2.      Keberlanjutan

a.       Membangun Kembali Lebih Baik (Build Back Better) untuk pemulihan dan pembangunan kembali masyarakat yang berkelanjutan Keberlanjutan dalam perspektif ekonomi, lingkungan, sosial dan kelembagaan perlu dipertimbangkan di seluruh aspek tahapan pemulihan dan pembangunan kembali. Pemulihan dan penguatan tidak hanya berkaitan dengan pemulihan kembali ke kondisi awal di daerah terdampak bencana, tetapi yang paling penting pada tahapan ini adalah kesempatan untuk mengurangi risiko bencana di masa depan melalui masyarakat yang lebih tangguh dan menjaga keberlanjutan kegiatan.

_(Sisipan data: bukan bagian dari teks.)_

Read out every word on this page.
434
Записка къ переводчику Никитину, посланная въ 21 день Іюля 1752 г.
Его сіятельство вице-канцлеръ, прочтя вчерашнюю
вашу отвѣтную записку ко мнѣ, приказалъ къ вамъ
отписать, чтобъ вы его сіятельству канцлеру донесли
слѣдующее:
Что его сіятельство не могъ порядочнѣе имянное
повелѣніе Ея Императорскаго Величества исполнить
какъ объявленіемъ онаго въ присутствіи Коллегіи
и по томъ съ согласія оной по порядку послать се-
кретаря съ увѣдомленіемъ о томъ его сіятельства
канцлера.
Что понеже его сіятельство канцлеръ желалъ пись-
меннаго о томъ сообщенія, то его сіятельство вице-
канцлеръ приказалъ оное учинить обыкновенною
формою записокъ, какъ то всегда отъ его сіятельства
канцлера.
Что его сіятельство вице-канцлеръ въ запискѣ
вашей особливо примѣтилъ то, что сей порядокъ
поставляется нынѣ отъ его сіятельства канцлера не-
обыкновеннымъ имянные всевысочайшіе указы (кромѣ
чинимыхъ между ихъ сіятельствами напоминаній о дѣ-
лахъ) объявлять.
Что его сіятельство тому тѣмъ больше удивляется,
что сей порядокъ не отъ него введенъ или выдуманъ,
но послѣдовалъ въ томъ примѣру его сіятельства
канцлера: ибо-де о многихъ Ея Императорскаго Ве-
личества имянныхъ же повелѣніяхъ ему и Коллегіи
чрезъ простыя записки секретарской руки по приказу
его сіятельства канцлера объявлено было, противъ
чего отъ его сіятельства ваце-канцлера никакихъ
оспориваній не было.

b.      Ramah Lingkungan Selama pemulihan dan pembangunan kembali, perlu dipertimbangkan aspek konservasi lingkungan alam dan sosial. Kondisi kehidupan dan mata pencaharian masyarakat berubah akibat bencana sehingga membutuhkan banyak sumber daya untuk pemulihan dan pembangunan kembali. Dalam kondisi ini, keberkelanjutan sumber daya alam adalah salah satu hal yang harus dipertimbangkan.

 

3.      Kemandirian

Masyarakat didorong dan difasilitasi untuk menginisiasi dan melaksanakan kegiatan swadaya. Pascabencana, masyarakat perlu memulihkan kehidupannya dan mengeratkan hubungan sosial kemasyarakatannya, baik secara swadaya, gotong royong, maupun dengan bantuan pemerintah.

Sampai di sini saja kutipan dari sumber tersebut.